The approaches are distinct from many AI initiatives, which concentrate on creating a reliable “ground truth” model of reality that is utilized to generate decisions—and in doing so, firmly incorporate the bias of its developers.
“In AI research, there is a growing realization that to build human-compatible systems, we need new research methods in which humans and agents interact, and an increased effort to learn values directly from humans to build value-aligned AI,” the researchers wrote. “Instead of imbuing our agents with purportedly human values a priori, and thus potentially biasing systems towards the preferences of AI researchers, we train them to maximize a democratic objective: to design policies that humans prefer and thus will vote to implement in a majoritarian election.”

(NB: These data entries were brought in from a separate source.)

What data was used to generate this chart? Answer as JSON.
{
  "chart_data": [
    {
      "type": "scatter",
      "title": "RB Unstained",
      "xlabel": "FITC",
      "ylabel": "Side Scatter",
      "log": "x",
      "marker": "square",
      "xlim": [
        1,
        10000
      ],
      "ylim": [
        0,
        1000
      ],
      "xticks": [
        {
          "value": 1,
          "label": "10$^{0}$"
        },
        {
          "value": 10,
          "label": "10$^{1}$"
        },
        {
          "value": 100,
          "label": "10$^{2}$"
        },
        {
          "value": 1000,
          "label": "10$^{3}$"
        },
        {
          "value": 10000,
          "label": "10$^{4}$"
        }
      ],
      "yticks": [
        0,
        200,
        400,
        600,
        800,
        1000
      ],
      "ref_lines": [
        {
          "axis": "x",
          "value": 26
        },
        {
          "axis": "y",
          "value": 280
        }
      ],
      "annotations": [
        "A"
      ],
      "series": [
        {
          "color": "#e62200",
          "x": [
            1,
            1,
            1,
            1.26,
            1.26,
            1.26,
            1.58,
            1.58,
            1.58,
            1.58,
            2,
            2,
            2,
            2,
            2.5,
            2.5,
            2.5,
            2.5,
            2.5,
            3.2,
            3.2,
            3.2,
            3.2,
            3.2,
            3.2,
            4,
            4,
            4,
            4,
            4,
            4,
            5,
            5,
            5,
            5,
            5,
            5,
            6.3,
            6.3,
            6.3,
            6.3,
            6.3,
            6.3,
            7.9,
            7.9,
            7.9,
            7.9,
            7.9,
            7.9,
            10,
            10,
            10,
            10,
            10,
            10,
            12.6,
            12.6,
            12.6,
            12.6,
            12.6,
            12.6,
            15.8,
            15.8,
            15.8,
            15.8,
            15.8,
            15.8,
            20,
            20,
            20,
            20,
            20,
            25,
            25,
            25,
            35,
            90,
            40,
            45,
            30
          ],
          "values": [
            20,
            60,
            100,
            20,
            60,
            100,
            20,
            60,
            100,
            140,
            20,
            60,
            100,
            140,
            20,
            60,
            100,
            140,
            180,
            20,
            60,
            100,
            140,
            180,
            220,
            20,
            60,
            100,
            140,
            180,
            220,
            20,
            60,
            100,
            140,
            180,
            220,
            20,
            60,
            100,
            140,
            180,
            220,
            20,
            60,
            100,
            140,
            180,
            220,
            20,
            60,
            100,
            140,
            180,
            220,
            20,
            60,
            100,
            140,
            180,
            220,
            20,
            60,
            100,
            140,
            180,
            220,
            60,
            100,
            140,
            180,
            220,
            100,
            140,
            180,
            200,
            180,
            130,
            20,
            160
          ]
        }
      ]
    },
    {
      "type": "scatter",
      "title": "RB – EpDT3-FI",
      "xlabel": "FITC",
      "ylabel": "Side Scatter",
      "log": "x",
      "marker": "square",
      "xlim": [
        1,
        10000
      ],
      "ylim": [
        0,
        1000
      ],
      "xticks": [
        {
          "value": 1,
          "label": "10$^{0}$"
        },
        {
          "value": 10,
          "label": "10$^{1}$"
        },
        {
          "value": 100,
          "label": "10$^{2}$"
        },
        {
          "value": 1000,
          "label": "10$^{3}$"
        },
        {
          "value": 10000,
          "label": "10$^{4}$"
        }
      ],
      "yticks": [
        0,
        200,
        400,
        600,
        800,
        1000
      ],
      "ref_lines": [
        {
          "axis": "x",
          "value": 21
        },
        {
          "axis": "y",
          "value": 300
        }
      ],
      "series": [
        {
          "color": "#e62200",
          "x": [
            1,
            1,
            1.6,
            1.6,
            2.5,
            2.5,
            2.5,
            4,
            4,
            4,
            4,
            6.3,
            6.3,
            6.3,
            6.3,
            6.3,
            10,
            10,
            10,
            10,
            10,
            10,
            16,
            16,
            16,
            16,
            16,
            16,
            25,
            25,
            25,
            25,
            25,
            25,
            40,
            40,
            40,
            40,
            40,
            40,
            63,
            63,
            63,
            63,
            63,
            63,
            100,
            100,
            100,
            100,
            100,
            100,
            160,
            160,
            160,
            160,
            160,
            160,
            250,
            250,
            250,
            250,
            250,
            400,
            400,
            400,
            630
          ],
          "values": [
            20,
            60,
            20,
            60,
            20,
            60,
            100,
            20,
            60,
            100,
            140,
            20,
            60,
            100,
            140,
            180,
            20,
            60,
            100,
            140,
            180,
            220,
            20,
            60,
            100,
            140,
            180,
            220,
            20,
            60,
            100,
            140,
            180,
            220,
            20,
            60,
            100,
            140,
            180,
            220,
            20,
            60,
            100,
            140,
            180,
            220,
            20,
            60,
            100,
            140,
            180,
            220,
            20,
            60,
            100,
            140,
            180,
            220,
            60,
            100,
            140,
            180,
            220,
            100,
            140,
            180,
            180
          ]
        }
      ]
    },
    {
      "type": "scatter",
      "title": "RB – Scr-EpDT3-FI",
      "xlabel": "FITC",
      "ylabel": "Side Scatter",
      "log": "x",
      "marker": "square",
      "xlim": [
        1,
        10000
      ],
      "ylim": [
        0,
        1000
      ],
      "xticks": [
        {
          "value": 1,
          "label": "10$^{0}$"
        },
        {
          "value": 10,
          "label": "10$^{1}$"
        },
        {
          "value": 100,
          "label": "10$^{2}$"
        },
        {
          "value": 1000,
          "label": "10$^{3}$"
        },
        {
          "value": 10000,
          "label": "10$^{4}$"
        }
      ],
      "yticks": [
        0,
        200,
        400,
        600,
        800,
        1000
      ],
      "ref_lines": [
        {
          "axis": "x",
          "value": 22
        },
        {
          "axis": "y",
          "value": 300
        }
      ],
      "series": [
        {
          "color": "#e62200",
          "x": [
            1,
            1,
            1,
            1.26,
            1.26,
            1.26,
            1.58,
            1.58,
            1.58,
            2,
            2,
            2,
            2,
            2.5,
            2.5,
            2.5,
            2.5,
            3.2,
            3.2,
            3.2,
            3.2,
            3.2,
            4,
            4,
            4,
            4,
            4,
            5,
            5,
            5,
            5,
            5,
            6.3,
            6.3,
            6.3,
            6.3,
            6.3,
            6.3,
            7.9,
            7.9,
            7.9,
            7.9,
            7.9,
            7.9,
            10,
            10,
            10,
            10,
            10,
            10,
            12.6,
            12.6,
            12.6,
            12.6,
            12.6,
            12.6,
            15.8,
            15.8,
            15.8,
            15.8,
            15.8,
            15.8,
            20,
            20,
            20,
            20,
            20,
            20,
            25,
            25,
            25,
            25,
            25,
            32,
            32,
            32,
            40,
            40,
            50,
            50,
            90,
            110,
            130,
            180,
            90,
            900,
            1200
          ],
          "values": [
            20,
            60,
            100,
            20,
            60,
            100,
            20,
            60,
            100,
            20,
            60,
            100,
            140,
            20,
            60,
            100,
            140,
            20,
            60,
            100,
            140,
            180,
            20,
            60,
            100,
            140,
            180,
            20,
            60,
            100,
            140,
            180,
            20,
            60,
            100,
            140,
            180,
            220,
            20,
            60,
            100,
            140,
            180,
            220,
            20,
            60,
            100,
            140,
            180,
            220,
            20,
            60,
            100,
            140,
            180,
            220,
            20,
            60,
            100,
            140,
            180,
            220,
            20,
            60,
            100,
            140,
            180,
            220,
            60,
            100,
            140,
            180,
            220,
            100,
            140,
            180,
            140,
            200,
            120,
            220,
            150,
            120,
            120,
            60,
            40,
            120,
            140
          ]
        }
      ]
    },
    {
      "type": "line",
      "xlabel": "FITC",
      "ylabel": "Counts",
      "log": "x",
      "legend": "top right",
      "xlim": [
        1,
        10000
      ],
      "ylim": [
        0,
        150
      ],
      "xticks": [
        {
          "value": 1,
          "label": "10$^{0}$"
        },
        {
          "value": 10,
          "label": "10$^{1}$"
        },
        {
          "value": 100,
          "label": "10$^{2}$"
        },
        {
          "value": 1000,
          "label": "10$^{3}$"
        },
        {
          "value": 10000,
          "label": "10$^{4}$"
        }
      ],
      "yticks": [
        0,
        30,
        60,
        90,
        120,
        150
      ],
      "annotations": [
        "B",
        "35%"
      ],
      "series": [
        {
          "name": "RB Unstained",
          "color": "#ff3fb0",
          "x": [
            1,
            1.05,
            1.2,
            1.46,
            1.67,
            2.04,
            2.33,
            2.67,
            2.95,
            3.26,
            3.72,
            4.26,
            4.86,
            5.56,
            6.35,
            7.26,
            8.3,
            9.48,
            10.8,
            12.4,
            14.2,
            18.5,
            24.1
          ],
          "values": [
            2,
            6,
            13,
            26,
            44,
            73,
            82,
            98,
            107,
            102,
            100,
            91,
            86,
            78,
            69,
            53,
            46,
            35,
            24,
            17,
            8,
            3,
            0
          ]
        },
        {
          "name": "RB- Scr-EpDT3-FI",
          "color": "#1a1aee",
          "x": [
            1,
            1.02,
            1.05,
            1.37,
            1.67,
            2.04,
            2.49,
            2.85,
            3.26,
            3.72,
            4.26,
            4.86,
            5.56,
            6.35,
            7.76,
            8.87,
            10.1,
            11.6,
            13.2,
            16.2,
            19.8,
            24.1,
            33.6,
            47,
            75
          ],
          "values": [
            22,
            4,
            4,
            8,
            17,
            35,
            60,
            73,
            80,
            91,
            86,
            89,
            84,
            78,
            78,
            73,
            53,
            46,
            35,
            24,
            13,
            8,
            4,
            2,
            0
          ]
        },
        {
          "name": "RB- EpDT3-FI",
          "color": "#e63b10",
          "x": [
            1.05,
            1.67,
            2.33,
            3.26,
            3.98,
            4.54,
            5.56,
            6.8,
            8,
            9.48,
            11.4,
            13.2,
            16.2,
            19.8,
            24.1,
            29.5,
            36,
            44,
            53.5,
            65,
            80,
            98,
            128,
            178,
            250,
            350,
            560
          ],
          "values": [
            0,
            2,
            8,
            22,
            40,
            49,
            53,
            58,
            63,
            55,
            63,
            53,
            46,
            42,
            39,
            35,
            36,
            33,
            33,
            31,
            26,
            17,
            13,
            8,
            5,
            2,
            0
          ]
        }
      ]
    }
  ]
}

Of course, we do not need artificial intelligence to demonstrate that there are sustainable ways to live. On a smaller scale, mutual aid and resource-sharing groups in communities have always existed. Scientific proof also supports the idea that people are inherently inclined toward cooperation, sharing, and achieving wealth for all, in contrast to the dogma of hyper-competitive capitalism.
Although human evaluators favored the AI’s system, this does not necessarily imply that it would equally serve human demands on a broader scale. The experiment is not a radical suggestion for AI-based government, the researchers are eager to point out; rather, it is a framework for further investigation into the potential applications of AI to public policy.
“This is fundamental research asking questions about how an AI can be aligned with a whole group of humans and how to model and represent humans in simulations, explored in a toy domain,” Jan Balaguer, a DeepMind researcher who co-authored the paper, told Motherboard. “Many of the problems that humans face are not merely technological but require us to coordinate in society and in our economies for the greater good. For AI to be able to help, it needs to learn directly about human values.”